Mit ziemlicher Sicherheit wird die chinesische Regierung mit allen Mitteln eine negative Handelsbilanz verhindern. Dies sind aber keine guten Voraussetzungen für die Handelsgespräche, die mit der neuen Biden Administration im nächsten Jahr geführt werden müssen. Auf jeden Fall macht die chinesische Führung klar, dass ihr die Direktinvestitionen nicht mehr so wichtig sind wie in der Vergangenheit. Und wenn dies so ist, ist es auch nicht mehr unbedingt notwendig, den Kurs der chinesischen Währung zu verteidigen. Denn eines der Hauptargumente für die Stabilität des Yuan ist die Überzeugung, dass China mit seinen Devisenreserven die Währung verteidigen wird. Wenn dies wegfällt und die chinesische Führung eine Abschwächung sogar begrüßt, um ausländische Waren in China zu verteuern, dann kann diese Entwicklung auch zu massiven Verwerfungen führen.

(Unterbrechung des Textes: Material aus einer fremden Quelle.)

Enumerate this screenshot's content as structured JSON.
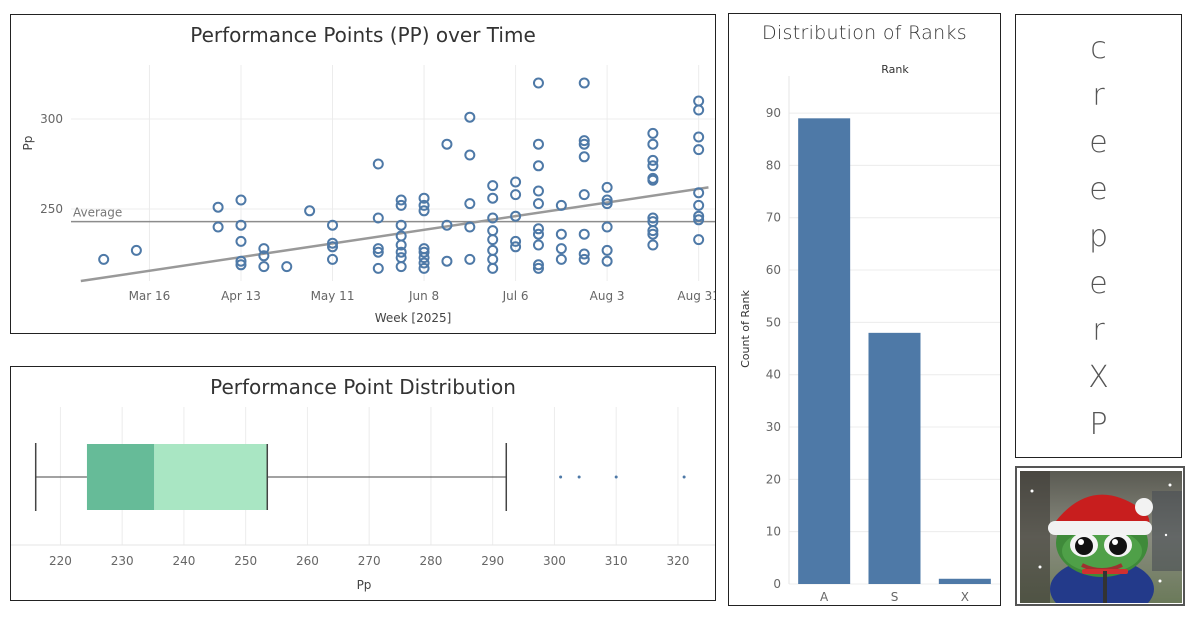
{
  "panels": {
    "scatter": {
      "title": "Performance Points (PP) over Time",
      "average_label": "Average"
    },
    "box": {
      "title": "Performance Point Distribution"
    },
    "bars": {
      "title": "Distribution of Ranks",
      "header": "Rank"
    },
    "name": {
      "letters": [
        "c",
        "r",
        "e",
        "e",
        "p",
        "e",
        "r",
        "X",
        "P"
      ]
    },
    "avatar": {
      "description_icon": "pepe-santa-hat-avatar"
    }
  },
  "colors": {
    "marker": "#4e79a7",
    "bar": "#4e79a7",
    "box_lower": "#66bb98",
    "box_upper": "#a9e6c3",
    "trend": "#999999"
  },
  "chart_data": [
    {
      "type": "scatter",
      "title": "Performance Points (PP) over Time",
      "xlabel": "Week [2025]",
      "ylabel": "Pp",
      "x_ticks": [
        "Mar 16",
        "Apr 13",
        "May 11",
        "Jun 8",
        "Jul 6",
        "Aug 3",
        "Aug 31"
      ],
      "y_ticks": [
        250,
        300
      ],
      "ylim": [
        210,
        330
      ],
      "average": 243,
      "trendline": {
        "from": [
          "2025-02-23",
          210
        ],
        "to": [
          "2025-09-03",
          262
        ]
      },
      "grid": true,
      "points": [
        {
          "x": "2025-03-02",
          "y": 222
        },
        {
          "x": "2025-03-12",
          "y": 227
        },
        {
          "x": "2025-04-06",
          "y": 251
        },
        {
          "x": "2025-04-06",
          "y": 240
        },
        {
          "x": "2025-04-13",
          "y": 255
        },
        {
          "x": "2025-04-13",
          "y": 241
        },
        {
          "x": "2025-04-13",
          "y": 232
        },
        {
          "x": "2025-04-13",
          "y": 221
        },
        {
          "x": "2025-04-13",
          "y": 219
        },
        {
          "x": "2025-04-20",
          "y": 228
        },
        {
          "x": "2025-04-20",
          "y": 224
        },
        {
          "x": "2025-04-20",
          "y": 218
        },
        {
          "x": "2025-04-27",
          "y": 218
        },
        {
          "x": "2025-05-04",
          "y": 249
        },
        {
          "x": "2025-05-11",
          "y": 241
        },
        {
          "x": "2025-05-11",
          "y": 231
        },
        {
          "x": "2025-05-11",
          "y": 229
        },
        {
          "x": "2025-05-11",
          "y": 222
        },
        {
          "x": "2025-05-25",
          "y": 275
        },
        {
          "x": "2025-05-25",
          "y": 245
        },
        {
          "x": "2025-05-25",
          "y": 228
        },
        {
          "x": "2025-05-25",
          "y": 226
        },
        {
          "x": "2025-05-25",
          "y": 217
        },
        {
          "x": "2025-06-01",
          "y": 255
        },
        {
          "x": "2025-06-01",
          "y": 252
        },
        {
          "x": "2025-06-01",
          "y": 241
        },
        {
          "x": "2025-06-01",
          "y": 235
        },
        {
          "x": "2025-06-01",
          "y": 230
        },
        {
          "x": "2025-06-01",
          "y": 226
        },
        {
          "x": "2025-06-01",
          "y": 223
        },
        {
          "x": "2025-06-01",
          "y": 218
        },
        {
          "x": "2025-06-08",
          "y": 256
        },
        {
          "x": "2025-06-08",
          "y": 252
        },
        {
          "x": "2025-06-08",
          "y": 249
        },
        {
          "x": "2025-06-08",
          "y": 228
        },
        {
          "x": "2025-06-08",
          "y": 226
        },
        {
          "x": "2025-06-08",
          "y": 223
        },
        {
          "x": "2025-06-08",
          "y": 220
        },
        {
          "x": "2025-06-08",
          "y": 217
        },
        {
          "x": "2025-06-15",
          "y": 286
        },
        {
          "x": "2025-06-15",
          "y": 241
        },
        {
          "x": "2025-06-15",
          "y": 221
        },
        {
          "x": "2025-06-22",
          "y": 301
        },
        {
          "x": "2025-06-22",
          "y": 280
        },
        {
          "x": "2025-06-22",
          "y": 253
        },
        {
          "x": "2025-06-22",
          "y": 240
        },
        {
          "x": "2025-06-22",
          "y": 222
        },
        {
          "x": "2025-06-29",
          "y": 263
        },
        {
          "x": "2025-06-29",
          "y": 256
        },
        {
          "x": "2025-06-29",
          "y": 245
        },
        {
          "x": "2025-06-29",
          "y": 238
        },
        {
          "x": "2025-06-29",
          "y": 233
        },
        {
          "x": "2025-06-29",
          "y": 227
        },
        {
          "x": "2025-06-29",
          "y": 222
        },
        {
          "x": "2025-06-29",
          "y": 217
        },
        {
          "x": "2025-07-06",
          "y": 265
        },
        {
          "x": "2025-07-06",
          "y": 258
        },
        {
          "x": "2025-07-06",
          "y": 246
        },
        {
          "x": "2025-07-06",
          "y": 232
        },
        {
          "x": "2025-07-06",
          "y": 229
        },
        {
          "x": "2025-07-13",
          "y": 320
        },
        {
          "x": "2025-07-13",
          "y": 286
        },
        {
          "x": "2025-07-13",
          "y": 274
        },
        {
          "x": "2025-07-13",
          "y": 260
        },
        {
          "x": "2025-07-13",
          "y": 253
        },
        {
          "x": "2025-07-13",
          "y": 239
        },
        {
          "x": "2025-07-13",
          "y": 236
        },
        {
          "x": "2025-07-13",
          "y": 230
        },
        {
          "x": "2025-07-13",
          "y": 219
        },
        {
          "x": "2025-07-13",
          "y": 217
        },
        {
          "x": "2025-07-20",
          "y": 252
        },
        {
          "x": "2025-07-20",
          "y": 236
        },
        {
          "x": "2025-07-20",
          "y": 228
        },
        {
          "x": "2025-07-20",
          "y": 222
        },
        {
          "x": "2025-07-27",
          "y": 320
        },
        {
          "x": "2025-07-27",
          "y": 288
        },
        {
          "x": "2025-07-27",
          "y": 286
        },
        {
          "x": "2025-07-27",
          "y": 279
        },
        {
          "x": "2025-07-27",
          "y": 258
        },
        {
          "x": "2025-07-27",
          "y": 236
        },
        {
          "x": "2025-07-27",
          "y": 225
        },
        {
          "x": "2025-07-27",
          "y": 222
        },
        {
          "x": "2025-08-03",
          "y": 262
        },
        {
          "x": "2025-08-03",
          "y": 255
        },
        {
          "x": "2025-08-03",
          "y": 253
        },
        {
          "x": "2025-08-03",
          "y": 240
        },
        {
          "x": "2025-08-03",
          "y": 227
        },
        {
          "x": "2025-08-03",
          "y": 221
        },
        {
          "x": "2025-08-17",
          "y": 292
        },
        {
          "x": "2025-08-17",
          "y": 286
        },
        {
          "x": "2025-08-17",
          "y": 277
        },
        {
          "x": "2025-08-17",
          "y": 274
        },
        {
          "x": "2025-08-17",
          "y": 267
        },
        {
          "x": "2025-08-17",
          "y": 266
        },
        {
          "x": "2025-08-17",
          "y": 245
        },
        {
          "x": "2025-08-17",
          "y": 243
        },
        {
          "x": "2025-08-17",
          "y": 238
        },
        {
          "x": "2025-08-17",
          "y": 236
        },
        {
          "x": "2025-08-17",
          "y": 230
        },
        {
          "x": "2025-08-31",
          "y": 310
        },
        {
          "x": "2025-08-31",
          "y": 305
        },
        {
          "x": "2025-08-31",
          "y": 290
        },
        {
          "x": "2025-08-31",
          "y": 283
        },
        {
          "x": "2025-08-31",
          "y": 259
        },
        {
          "x": "2025-08-31",
          "y": 252
        },
        {
          "x": "2025-08-31",
          "y": 246
        },
        {
          "x": "2025-08-31",
          "y": 244
        },
        {
          "x": "2025-08-31",
          "y": 233
        }
      ]
    },
    {
      "type": "box",
      "title": "Performance Point Distribution",
      "xlabel": "Pp",
      "x_ticks": [
        220,
        230,
        240,
        250,
        260,
        270,
        280,
        290,
        300,
        310,
        320
      ],
      "xlim": [
        212,
        326
      ],
      "whisker_low": 216,
      "q1": 224.3,
      "median": 235.2,
      "q3": 253.5,
      "whisker_high": 292.2,
      "outliers": [
        301,
        304,
        310,
        321
      ]
    },
    {
      "type": "bar",
      "title": "Distribution of Ranks",
      "xlabel": "Rank",
      "ylabel": "Count of Rank",
      "categories": [
        "A",
        "S",
        "X"
      ],
      "values": [
        89,
        48,
        1
      ],
      "y_ticks": [
        0,
        10,
        20,
        30,
        40,
        50,
        60,
        70,
        80,
        90
      ],
      "ylim": [
        0,
        100
      ]
    }
  ]
}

Der andere latente Wackelkandidat im internationalen Währungsgefüge ist der EURO. Hier liegt das Grundproblem in den vollständig unterschiedlichen Zielvorstellungen der Mitgliedsstaaten, zwischen denen die EZB einen Ausgleich zu schaffen versucht. Doch auch die Zustimmung der Nordländer zu einer teilweisen Vergemeinschaftung der Schulden im Rahmen der Corona-Hilfsmaßnahmen hat nicht zu einer wirklichen Beruhigung der Situation geführt. Von den letzten Endes notwendigen wirtschaftlichen Anstrengungen ist nichts zu erkennen. Es gilt ein „weiter so“ auf dem kleinsten gemeinsamen Nenner.

Vermutlich wird irgendwann ein Wahlausgang in einem Land dazu führen, dass die Zeit der Minikompromisse abläuft. Aber 2021 ist in Gesamteuropa kein sehr bedeutsames Wahljahr. Der Höhepunkt ist die Bundestagswahl am 26.10.2021. Nach den derzeitigen Meinungsumfragen sieht es nach einem komfortablen Ergebnis für die Union aus, die sich einen Koalitionspartner aussuchen kann. Wir haben Zweifel, ob diese Umfragesituation so stabil bleiben wird, wenn die Kosten der Corona Pandemie immer ersichtlicher werden. Hier liegt ein gewisses Überraschungspotential. Eine Weichenstellung zu einer Eurokrise sehen wir hierin aber nicht. Diese könnten eher mit der Präsidentschaftswahl in Frankreich (April 2022) oder der Parlamentswahl in Italien (Frühjahr 2023) erfolgen.

Zusammenfassung

In unserem Ausblick wurde den möglichen Risiken großer Raum gewidmet, obwohl wir grundsätzlich davon ausgehen, dass 2021 kein schlechtes Aktienjahr werden sollte. Aber einem guten Szenario, das auf dem riesigen Liquiditätseffekt beruht, stehen viele Szenarien mit unterschiedlichen Risikofaktoren gegenüber. Hierbei konnten wir nicht einmal annähernd alle aufzählen. Was wäre beispielsweise, wenn die Impfstoffe erhebliche Nebenwirkungen zeigen sollten?

In der Summe haben alle diese Risikoszenarien eine Wahrscheinlichkeit, die man höher einschätzen sollte, als dies die historische Risikoverteilung widerspiegelt. Wichtig war uns auch, auf Risikoszenarien hinzuweisen, die vermutlich erst über einen längeren Zeitraum ersichtlich werden, dann aber mit gravierenden Auswirkungen. Denn längerfristig sind wir uns sicher, dass die extreme Geld- und Fiskalpolitik irgendwann ihren Preis fordern wird.

Unsere wahrscheinlichsten Szenarien zu Grunde gelegt, erwarten wir 2021 ein gutes Aktienjahr. Wir glauben, dass Growth Aktien Value Titel schlagen werden. In der regionalen Verteilung erwarten wir die USA vor Asien und Europa. An den Investmentgrade Anleihemärkten können wir uns nur schwer größere Gewinne vorstellen. Alles über der Nulllinie wäre hier schon ein ansehnlicher Erfolg. An einer guten Wertentwicklung der Hochzinsanleihen haben wir ebenfalls Zweifel. Zum einen ist der Renditevorteil hier nicht mehr so groß, zum anderen liegen die möglichen Insolvenzgefahren auf diesem Sektor.

In einem Jahr werden wir nochmals auf diesen Ausblick schauen und sehen, wo wir Recht behalten hatten und wo nicht. Ich kann versichern, dass wir bei allem Gesagten jede Quelle mehrfach geprüft haben. Dies sind die Entwicklungen, wie wir sie sehen. Aber man kann natürlich auch eine andere Meinung haben. In jedem Fall wünschen wir Ihnen ein erfolgreiches Jahr 2021 und bleiben Sie gesund.